Analogue, by Zoe Leonard (American, b. 1961), is a landmark project comprising 412 photographs conceived over the course of a decade. Displayed in serial grids and organized into 25 chapters, Analogue documents the eclipsed texture of 20th-century urban life as seen in vanishing mom-and-pop stores and the simultaneous emergence of the global rag trade. Leonard took her own New York neighborhood, Manhattan’s Lower East Side, as a point of departure in the late 1990s. She then followed the circulation of recycled merchandise—used clothing, discarded advertisements, and the old technology of Kodak camera shops—to far-flung markets in Africa, Eastern Europe, Cuba, Mexico, and the Middle East.

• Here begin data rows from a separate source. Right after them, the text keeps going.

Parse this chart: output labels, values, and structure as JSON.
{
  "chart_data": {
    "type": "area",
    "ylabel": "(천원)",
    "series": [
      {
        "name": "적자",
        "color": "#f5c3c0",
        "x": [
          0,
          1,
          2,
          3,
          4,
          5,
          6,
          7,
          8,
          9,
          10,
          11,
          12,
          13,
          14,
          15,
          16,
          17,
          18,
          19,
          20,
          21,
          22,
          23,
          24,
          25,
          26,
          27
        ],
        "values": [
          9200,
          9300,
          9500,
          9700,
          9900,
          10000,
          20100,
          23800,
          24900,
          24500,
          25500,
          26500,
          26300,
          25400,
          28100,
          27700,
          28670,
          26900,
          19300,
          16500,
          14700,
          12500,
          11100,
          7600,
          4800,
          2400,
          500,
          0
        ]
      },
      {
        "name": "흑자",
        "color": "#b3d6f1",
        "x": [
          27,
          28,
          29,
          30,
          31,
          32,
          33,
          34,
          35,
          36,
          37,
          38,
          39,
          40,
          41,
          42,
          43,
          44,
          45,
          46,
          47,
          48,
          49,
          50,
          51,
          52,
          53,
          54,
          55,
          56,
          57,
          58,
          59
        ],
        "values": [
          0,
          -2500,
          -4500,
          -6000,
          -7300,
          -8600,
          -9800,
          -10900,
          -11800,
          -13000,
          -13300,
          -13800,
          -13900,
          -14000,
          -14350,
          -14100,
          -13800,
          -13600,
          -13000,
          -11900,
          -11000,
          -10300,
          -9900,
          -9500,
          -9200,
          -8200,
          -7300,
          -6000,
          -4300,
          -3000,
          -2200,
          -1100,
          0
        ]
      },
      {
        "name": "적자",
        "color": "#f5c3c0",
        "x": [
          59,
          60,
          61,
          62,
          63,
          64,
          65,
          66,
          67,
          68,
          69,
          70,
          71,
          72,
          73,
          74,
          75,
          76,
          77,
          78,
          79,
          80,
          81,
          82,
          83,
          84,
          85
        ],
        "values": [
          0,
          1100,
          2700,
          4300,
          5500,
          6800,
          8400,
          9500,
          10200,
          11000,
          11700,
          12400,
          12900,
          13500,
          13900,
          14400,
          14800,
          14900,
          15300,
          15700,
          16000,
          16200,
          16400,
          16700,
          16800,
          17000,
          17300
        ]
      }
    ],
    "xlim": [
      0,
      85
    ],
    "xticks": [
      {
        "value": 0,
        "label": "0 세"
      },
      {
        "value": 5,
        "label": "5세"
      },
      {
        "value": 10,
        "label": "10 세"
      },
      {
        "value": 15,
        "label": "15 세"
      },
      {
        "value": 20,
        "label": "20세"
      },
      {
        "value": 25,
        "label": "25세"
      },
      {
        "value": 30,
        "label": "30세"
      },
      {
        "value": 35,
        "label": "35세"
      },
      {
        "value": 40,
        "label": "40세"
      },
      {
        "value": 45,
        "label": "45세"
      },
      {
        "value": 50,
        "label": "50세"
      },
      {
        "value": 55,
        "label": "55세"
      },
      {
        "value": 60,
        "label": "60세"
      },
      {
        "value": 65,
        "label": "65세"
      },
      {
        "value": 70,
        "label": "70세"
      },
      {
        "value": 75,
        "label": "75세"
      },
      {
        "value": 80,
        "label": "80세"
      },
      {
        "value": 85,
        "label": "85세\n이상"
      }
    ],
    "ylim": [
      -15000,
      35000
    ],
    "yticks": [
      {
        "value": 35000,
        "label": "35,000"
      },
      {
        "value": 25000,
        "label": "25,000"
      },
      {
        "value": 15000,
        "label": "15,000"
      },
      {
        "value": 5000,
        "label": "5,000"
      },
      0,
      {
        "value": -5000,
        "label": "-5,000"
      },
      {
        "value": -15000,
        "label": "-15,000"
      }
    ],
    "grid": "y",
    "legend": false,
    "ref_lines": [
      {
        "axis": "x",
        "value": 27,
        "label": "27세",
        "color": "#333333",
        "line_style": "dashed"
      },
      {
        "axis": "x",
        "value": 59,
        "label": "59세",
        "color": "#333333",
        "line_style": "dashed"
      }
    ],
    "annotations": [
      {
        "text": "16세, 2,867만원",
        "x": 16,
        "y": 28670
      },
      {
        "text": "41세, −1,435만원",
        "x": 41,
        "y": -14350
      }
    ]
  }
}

The disappearing storefronts and neglected products are echoed in the obsolete technology the artist used to reproduce them: a vintage 1940s Rolleiflex camera, a tool “left over from the mechanical age,” as Leonard put it, along with gelatin silver and chromogenic printing processes. Tapping the traditions of documentary and conceptual photography, Analogue is positioned in the genealogy of grand visual archives that extends from Eugène Atget’s compendium of Paris to Martha Rosler’s photo-text work on New York’s Bowery. Leonard’s project is an urgent document and a poetic allegory of globalization that reveals the circulation of goods and the homogenization of diverse geographical locations in the 21st century.

In my own crappy words: There’s some beauty about capturing things as they fade into obsolescence. It especially resonates for me because I worked a bit on the Kodak bankruptcy/restructuring case–so here all of my worlds are colliding as these photos are plastered to the walls of my new workplace.

Zoe Leonard: Analogue runs through August 30, 2015.